🤖 AI Summary
This work addresses the challenge of achieving high-fidelity, general-purpose multi-skill execution on real humanoid robots, where motion diversity often compromises tracking accuracy and physical feasibility. To overcome this, the authors propose OmniXtreme, a framework that decouples general motion skill learning from physics-aware execution refinement. First, a high-capacity flow-matching strategy learns a diverse repertoire of motions; subsequently, an actuator-aware sim-to-real refinement stage enhances real-world deployability. This approach breaks the longstanding trade-off between fidelity and scalability, enabling, for the first time, stable execution of multiple extreme, high-difficulty maneuvers on a single real humanoid policy. The method demonstrates strong generalization and robustness by maintaining high tracking fidelity across a challenging motion dataset.
📝 Abstract
High-fidelity motion tracking serves as the ultimate litmus test for generalizable, human-level motor skills.
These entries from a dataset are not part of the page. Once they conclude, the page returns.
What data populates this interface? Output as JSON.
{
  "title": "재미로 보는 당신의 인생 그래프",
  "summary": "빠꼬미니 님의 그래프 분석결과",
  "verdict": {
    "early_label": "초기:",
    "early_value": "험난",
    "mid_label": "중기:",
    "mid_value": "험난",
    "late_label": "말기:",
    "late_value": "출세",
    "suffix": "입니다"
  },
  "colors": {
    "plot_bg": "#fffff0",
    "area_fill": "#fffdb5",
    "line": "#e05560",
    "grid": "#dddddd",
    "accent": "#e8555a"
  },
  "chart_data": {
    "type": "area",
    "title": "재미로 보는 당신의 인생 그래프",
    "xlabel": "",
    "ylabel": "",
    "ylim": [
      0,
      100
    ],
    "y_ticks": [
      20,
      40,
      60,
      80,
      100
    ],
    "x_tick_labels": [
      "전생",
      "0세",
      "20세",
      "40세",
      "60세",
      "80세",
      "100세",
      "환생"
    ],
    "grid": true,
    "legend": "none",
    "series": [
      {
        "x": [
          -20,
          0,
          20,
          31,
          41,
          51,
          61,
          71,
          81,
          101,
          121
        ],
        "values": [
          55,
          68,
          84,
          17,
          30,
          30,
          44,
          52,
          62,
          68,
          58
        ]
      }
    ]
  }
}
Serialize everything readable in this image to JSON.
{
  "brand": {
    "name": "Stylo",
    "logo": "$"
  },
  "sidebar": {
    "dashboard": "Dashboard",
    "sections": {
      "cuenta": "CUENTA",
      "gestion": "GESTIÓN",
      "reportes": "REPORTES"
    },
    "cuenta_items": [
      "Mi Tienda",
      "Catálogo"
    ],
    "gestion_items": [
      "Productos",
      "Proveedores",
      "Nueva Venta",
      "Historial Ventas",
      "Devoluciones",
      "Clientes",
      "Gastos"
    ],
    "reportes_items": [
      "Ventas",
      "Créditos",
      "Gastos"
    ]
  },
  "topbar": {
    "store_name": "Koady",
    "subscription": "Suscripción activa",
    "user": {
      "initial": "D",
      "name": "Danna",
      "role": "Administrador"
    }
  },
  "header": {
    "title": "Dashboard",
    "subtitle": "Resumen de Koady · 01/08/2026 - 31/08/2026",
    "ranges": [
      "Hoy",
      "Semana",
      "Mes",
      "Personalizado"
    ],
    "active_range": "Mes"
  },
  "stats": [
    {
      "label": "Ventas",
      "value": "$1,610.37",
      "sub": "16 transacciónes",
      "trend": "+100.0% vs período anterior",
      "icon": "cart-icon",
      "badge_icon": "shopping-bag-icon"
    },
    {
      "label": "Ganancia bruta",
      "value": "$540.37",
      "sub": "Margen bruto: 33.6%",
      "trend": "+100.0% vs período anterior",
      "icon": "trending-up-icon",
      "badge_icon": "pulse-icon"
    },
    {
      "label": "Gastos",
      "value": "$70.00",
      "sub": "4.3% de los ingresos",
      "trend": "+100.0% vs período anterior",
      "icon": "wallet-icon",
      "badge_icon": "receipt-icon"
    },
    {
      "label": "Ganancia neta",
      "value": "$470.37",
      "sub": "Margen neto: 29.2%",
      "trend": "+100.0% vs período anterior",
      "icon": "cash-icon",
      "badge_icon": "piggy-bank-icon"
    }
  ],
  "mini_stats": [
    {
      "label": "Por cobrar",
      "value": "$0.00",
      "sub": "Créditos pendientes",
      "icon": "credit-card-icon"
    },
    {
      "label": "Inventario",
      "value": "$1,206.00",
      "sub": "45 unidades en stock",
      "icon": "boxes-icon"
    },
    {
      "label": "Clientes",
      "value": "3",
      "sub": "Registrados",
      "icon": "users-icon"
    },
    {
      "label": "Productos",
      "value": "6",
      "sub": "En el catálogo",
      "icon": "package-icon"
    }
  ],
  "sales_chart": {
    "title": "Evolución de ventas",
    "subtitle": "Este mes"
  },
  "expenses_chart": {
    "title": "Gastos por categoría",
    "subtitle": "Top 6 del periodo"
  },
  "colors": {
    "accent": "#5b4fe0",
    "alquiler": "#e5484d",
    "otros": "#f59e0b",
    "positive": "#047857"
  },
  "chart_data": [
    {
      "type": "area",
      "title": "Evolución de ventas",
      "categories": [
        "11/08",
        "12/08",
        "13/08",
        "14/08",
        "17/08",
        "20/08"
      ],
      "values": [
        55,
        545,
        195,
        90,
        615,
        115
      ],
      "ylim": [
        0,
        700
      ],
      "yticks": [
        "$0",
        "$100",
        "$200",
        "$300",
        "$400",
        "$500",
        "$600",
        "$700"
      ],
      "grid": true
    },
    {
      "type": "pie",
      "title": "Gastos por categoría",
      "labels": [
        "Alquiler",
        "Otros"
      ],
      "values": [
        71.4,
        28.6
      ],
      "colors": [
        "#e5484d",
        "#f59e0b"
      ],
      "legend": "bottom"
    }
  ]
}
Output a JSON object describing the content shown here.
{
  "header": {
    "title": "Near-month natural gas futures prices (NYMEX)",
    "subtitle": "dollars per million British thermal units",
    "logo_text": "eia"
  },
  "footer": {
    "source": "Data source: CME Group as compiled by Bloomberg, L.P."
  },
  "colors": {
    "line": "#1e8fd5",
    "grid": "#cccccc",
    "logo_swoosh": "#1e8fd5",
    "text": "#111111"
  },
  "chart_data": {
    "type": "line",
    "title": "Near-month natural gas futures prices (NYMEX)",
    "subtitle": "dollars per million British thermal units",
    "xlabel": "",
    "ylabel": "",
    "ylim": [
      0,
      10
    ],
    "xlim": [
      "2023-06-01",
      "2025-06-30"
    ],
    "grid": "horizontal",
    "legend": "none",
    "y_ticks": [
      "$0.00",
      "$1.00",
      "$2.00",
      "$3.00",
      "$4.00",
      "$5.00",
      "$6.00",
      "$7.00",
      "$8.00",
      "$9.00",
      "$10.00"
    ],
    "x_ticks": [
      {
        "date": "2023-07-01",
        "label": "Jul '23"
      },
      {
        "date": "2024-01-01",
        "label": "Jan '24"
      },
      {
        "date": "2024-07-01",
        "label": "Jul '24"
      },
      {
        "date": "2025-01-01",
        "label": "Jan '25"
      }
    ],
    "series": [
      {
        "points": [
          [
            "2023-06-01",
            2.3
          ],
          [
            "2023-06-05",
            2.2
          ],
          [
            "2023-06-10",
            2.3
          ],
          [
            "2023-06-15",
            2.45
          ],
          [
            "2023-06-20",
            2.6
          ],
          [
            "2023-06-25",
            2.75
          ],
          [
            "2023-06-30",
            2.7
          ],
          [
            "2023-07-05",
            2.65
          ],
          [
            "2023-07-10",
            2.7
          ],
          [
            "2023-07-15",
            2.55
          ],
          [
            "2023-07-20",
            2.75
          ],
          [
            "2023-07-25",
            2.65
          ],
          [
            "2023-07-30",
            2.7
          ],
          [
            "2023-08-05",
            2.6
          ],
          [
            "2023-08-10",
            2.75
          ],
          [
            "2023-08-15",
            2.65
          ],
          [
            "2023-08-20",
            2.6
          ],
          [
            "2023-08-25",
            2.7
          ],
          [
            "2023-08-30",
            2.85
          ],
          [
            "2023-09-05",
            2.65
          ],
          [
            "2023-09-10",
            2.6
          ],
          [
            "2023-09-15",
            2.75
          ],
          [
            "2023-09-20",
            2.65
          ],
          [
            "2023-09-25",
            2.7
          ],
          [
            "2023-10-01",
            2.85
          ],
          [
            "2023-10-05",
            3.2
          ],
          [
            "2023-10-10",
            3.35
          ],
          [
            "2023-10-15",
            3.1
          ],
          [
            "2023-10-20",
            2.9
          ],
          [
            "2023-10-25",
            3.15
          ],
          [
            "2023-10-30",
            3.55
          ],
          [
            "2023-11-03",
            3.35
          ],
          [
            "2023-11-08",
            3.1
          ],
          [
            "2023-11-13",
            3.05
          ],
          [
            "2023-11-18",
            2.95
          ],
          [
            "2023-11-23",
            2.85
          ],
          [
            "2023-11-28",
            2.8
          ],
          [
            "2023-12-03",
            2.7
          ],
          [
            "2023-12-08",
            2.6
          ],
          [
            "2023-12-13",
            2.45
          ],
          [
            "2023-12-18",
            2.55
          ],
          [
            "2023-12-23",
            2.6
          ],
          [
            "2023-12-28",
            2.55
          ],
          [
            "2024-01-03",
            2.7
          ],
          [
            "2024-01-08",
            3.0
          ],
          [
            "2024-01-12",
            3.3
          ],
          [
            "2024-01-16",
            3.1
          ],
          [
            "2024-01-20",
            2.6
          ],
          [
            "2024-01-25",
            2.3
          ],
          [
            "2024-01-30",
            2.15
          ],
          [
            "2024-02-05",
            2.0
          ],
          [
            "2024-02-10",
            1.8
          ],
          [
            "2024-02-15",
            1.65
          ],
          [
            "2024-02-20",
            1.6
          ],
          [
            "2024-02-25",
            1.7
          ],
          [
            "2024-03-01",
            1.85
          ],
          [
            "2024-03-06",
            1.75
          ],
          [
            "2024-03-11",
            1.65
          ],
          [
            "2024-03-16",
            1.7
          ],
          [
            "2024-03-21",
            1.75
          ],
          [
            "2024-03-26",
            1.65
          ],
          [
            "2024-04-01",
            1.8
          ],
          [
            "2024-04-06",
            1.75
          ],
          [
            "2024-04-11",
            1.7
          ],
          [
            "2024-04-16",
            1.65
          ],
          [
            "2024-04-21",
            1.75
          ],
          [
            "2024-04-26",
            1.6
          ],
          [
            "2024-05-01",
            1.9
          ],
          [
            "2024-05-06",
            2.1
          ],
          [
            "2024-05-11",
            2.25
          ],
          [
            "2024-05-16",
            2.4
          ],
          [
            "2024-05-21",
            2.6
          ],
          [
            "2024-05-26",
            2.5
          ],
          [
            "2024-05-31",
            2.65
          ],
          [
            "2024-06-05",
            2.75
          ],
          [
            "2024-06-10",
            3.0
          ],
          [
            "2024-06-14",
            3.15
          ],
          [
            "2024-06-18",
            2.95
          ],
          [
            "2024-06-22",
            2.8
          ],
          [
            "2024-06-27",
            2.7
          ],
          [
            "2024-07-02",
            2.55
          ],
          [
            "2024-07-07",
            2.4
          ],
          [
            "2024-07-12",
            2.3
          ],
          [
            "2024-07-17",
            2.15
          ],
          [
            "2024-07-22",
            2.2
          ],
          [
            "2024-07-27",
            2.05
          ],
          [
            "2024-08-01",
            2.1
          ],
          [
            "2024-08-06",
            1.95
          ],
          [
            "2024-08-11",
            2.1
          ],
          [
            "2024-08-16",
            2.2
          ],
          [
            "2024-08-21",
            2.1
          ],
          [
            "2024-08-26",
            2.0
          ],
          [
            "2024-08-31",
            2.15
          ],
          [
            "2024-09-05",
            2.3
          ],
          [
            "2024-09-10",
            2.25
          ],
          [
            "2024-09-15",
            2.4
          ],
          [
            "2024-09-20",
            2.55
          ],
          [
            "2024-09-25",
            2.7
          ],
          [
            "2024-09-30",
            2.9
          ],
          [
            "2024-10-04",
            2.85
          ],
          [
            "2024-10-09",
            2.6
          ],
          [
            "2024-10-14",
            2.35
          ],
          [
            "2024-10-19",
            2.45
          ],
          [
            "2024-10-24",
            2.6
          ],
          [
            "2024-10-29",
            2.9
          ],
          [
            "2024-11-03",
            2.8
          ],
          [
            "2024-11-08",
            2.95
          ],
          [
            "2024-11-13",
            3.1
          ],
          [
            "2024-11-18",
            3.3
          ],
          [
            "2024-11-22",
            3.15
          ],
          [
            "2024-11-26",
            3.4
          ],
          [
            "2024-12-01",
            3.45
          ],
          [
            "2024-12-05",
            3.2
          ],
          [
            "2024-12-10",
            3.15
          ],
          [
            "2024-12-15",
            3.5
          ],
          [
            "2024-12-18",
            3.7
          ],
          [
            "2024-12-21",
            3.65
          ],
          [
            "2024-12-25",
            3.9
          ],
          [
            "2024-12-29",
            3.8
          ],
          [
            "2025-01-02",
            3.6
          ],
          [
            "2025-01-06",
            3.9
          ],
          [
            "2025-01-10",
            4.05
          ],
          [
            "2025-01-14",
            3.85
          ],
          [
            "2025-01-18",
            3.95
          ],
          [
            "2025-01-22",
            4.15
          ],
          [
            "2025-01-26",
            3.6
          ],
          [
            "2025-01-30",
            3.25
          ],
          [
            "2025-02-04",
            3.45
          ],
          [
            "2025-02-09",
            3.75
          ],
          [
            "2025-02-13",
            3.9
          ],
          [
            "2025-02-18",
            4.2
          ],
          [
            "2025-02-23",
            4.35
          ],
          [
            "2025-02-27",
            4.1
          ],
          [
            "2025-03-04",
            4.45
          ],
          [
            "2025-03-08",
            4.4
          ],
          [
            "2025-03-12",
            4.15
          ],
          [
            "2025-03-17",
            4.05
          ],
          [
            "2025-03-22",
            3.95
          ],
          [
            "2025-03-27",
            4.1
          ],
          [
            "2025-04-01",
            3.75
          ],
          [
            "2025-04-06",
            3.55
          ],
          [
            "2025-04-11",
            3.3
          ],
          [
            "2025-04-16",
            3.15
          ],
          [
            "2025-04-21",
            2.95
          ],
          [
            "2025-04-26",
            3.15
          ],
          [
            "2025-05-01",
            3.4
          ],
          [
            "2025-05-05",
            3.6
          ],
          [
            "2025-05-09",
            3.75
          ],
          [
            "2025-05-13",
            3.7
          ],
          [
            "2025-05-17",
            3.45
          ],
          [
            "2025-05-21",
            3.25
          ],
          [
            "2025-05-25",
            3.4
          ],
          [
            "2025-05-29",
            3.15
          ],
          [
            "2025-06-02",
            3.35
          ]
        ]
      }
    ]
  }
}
However, current policies often hit a"generality barrier": as motion libraries scale in diversity, tracking fidelity inevitably collapses - especially for real-world deployment of high-dynamic motions. We identify this failure as the result of two compounding factors: the learning bottleneck in scaling multi-motion optimization and the physical executability constraints that arise in real-world actuation. To overcome these challenges, we introduce OmniXtreme, a scalable framework that decouples general motor skill learning from sim-to-real physical skill refinement. Our approach uses a flow-matching policy with high-capacity architectures to scale representation capacity without interference-intensive multi-motion RL optimization, followed by an actuation-aware refinement phase that ensures robust performance on physical hardware. Extensive experiments demonstrate that OmniXtreme maintains high-fidelity tracking across diverse, high-difficulty datasets. On real robots, the unified policy successfully executes multiple extreme motions, effectively breaking the long-standing fidelity-scalability trade-off in high-dynamic humanoid control.